Evidences point out the glial cells as key elements in the AD pathophysiology (reviewed in (57). Regarding GFAP, our results suggest the occurrence of differential glial fluctuations over time in the areas analyzed. It was recently reported an increase of astrocytic reactivity in the retina of 3xTg-AD mice at 5–10 and 30–40 weeks (32), which is not in agreement with our findings. However, others also reported inconsistent glial changes in the brain and retina in APP/PS1 mice (58). Moreover, we did not find significant changes in vimentin, suggesting no significant changes in Müller cells, at the early stages. Others also reported no changes in Müller cells in 3xTg-AD (59) and in APP/PS1 mice (60), at early stages. Conversely, evidence of an increase of GFAP staining in the Müller cells end-feet in the retina of 3xTg-AD mice at 9 months of age (32) suggests an increase of Müller cells reactivity. Taking into account our results and previous findings, it appears that Müller cells reactivity may occur in AD, but at later stages.

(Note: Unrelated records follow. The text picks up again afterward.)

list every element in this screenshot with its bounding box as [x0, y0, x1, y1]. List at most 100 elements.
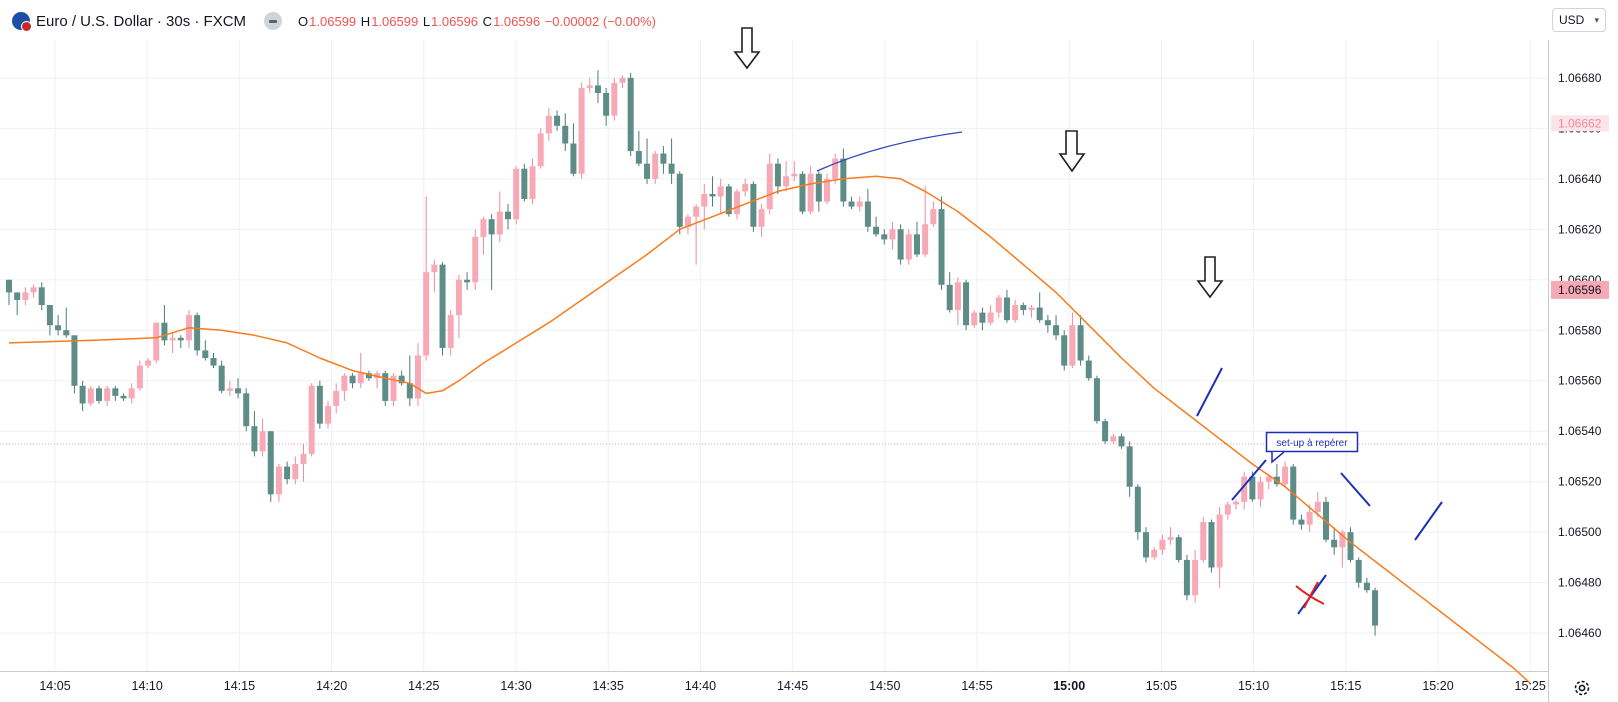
candle — [578, 82, 585, 179]
candle — [734, 188, 741, 220]
candle — [79, 380, 86, 412]
candle — [627, 72, 634, 157]
candle — [1036, 292, 1043, 323]
candle — [766, 153, 773, 215]
candle-body — [979, 312, 986, 323]
trend-line-drawing[interactable] — [1231, 459, 1267, 501]
candle — [1061, 330, 1068, 371]
candle — [382, 370, 389, 406]
red-cross-mark[interactable] — [1295, 581, 1325, 609]
candle-body — [1044, 320, 1051, 326]
candle-body — [864, 201, 871, 227]
candle — [717, 178, 724, 215]
hide-series-icon[interactable] — [264, 12, 283, 30]
candle-body — [1159, 539, 1166, 550]
candle — [95, 385, 102, 404]
candle — [913, 221, 920, 258]
candle-body — [840, 158, 847, 202]
candle-body — [226, 388, 233, 391]
x-tick-label: 14:10 — [132, 679, 163, 693]
price-axis[interactable]: 1.06460 1.06480 1.06500 1.06520 1.06540 1.065… — [1558, 71, 1602, 640]
candle — [1077, 315, 1084, 366]
candle-body — [46, 305, 53, 326]
down-arrow-icon[interactable] — [733, 27, 761, 70]
candle — [87, 385, 94, 406]
close-value: 1.06596 — [493, 13, 541, 29]
candle-body — [758, 209, 765, 227]
candle-body — [946, 284, 953, 311]
candle-body — [1282, 466, 1289, 485]
y-tick-label: 1.06640 — [1558, 172, 1602, 186]
candle-body — [365, 373, 372, 379]
candle — [1282, 461, 1289, 487]
candle-body — [128, 388, 135, 399]
candle — [259, 418, 266, 457]
y-tick-label: 1.06560 — [1558, 374, 1602, 388]
candle — [153, 322, 160, 364]
change-value: −0.00002 (−0.00%) — [544, 13, 656, 29]
curve-drawing[interactable] — [816, 131, 963, 172]
candle-body — [783, 176, 790, 187]
trend-line-drawing[interactable] — [1414, 501, 1443, 541]
y-tick-label: 1.06520 — [1558, 475, 1602, 489]
candle — [529, 158, 536, 205]
candle-body — [529, 166, 536, 200]
candle — [390, 373, 397, 406]
candle-body — [570, 143, 577, 174]
candle — [840, 148, 847, 207]
candle-body — [104, 388, 111, 401]
candle — [987, 305, 994, 326]
candle — [1102, 418, 1109, 444]
x-tick-label: 15:20 — [1422, 679, 1453, 693]
candle — [374, 370, 381, 389]
candle-body — [1355, 559, 1362, 583]
x-tick-label: 14:40 — [685, 679, 716, 693]
candle — [807, 166, 814, 215]
candle-body — [415, 355, 421, 399]
candle-body — [995, 297, 1002, 313]
candle — [423, 196, 430, 361]
candle-body — [987, 312, 994, 323]
candle — [611, 77, 618, 121]
candle — [333, 383, 340, 414]
candle — [267, 431, 274, 502]
candle — [652, 151, 659, 184]
trend-line-drawing[interactable] — [1340, 472, 1371, 507]
gear-icon[interactable] — [1572, 678, 1592, 698]
candle-body — [382, 373, 389, 401]
candle — [1306, 504, 1313, 533]
candle — [635, 130, 642, 167]
candle — [480, 216, 487, 255]
candle-body — [644, 163, 651, 179]
x-tick-label: 15:15 — [1330, 679, 1361, 693]
candle — [1224, 501, 1231, 520]
candle-body — [611, 82, 618, 116]
candle — [1372, 587, 1379, 636]
candle — [1355, 557, 1362, 588]
candle-body — [1339, 532, 1346, 548]
symbol-title[interactable]: Euro / U.S. Dollar · 30s · FXCM — [36, 12, 247, 30]
candle-body — [709, 193, 716, 197]
setup-callout[interactable]: set-up à repérer — [1265, 431, 1359, 464]
candle-body — [1249, 476, 1256, 500]
candle — [594, 70, 601, 104]
time-axis[interactable]: 14:05 14:10 14:15 14:20 14:25 14:30 14:35 14:40… — [39, 679, 1546, 693]
down-arrow-icon[interactable] — [1196, 256, 1224, 299]
candle-body — [267, 431, 274, 495]
candle-body — [725, 186, 732, 215]
currency-selector[interactable]: USD ▾ — [1552, 8, 1606, 32]
trend-line-drawing[interactable] — [1196, 367, 1223, 417]
down-arrow-icon[interactable] — [1058, 130, 1086, 173]
candle-body — [251, 426, 258, 452]
candle-body — [963, 282, 970, 326]
candle — [55, 315, 62, 336]
candle — [1143, 527, 1150, 563]
candle — [1053, 315, 1060, 341]
candle — [1044, 315, 1051, 333]
candle — [161, 305, 168, 346]
candle — [1175, 534, 1182, 563]
candle — [1347, 527, 1354, 563]
candle-body — [325, 405, 332, 424]
candle — [112, 385, 119, 401]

During an insult microglial cells increase their proliferative rate, change their morphology, and acquire a reactive state in order to reestablish the homeostasis (61). No changes were detected in the number of microglial cells neither in the hippocampus nor in the retina of 3xTg-AD mice at early stages. Former studies also reported no changes in the number of microglial cells in the retina (32) and brain of 3xTg-AD mice, at early stages (62). We also assessed microglial morphology, i.e., the number and length of processes. In the hippocampus of 3xTg-AD mice we observed a hypertrophy of microglial cells (only at 4 months), while in the retina microglial cells display an atrophic morphology. Moreover, at 8 months, retinal microglial cells featured a biphasic morphological structure since presented atrophy in the last orders and a hypertrophy in the initial ones. These results suggest a complex microglial remodeling in AD and also indicate there is a differential microglia remodeling in the retina and hippocampus during AD pathology. To our knowledge, this study is the first one that simultaneously analyzed the microglia structure in the brain and retina in the context of AD. It was reported an increase of microglial cells complexity in the retina of 3xTg-AD mice at early stages (5–10 weeks) (32). This apparent contradictory results could be explained because they used a different approach for 3D microglia reconstruction (imageJ plug-in) and the time point assessed was different (5–10 weeks versus 4 months in our work). We recently reported changes in retinal microglia of 3xTg-AD mice at older ages. Microglia acquired a different morphology and orientation along the retina, and their localization changed from a parallel to a perpendicular position relative to the retinal surface (63). In the brain of AD patients, it was found a reduction in the length of processes and arborized area of microglial cells, indicative of microglia reactivity (64). This group of findings led us to hypothesize that in the early stages microglial cells adopt a hyper-ramified morphology trying to maintain the appropriate brain surveillance. However, with disease progression, microglia acquire a less complex morphology accompanied with a senescent state.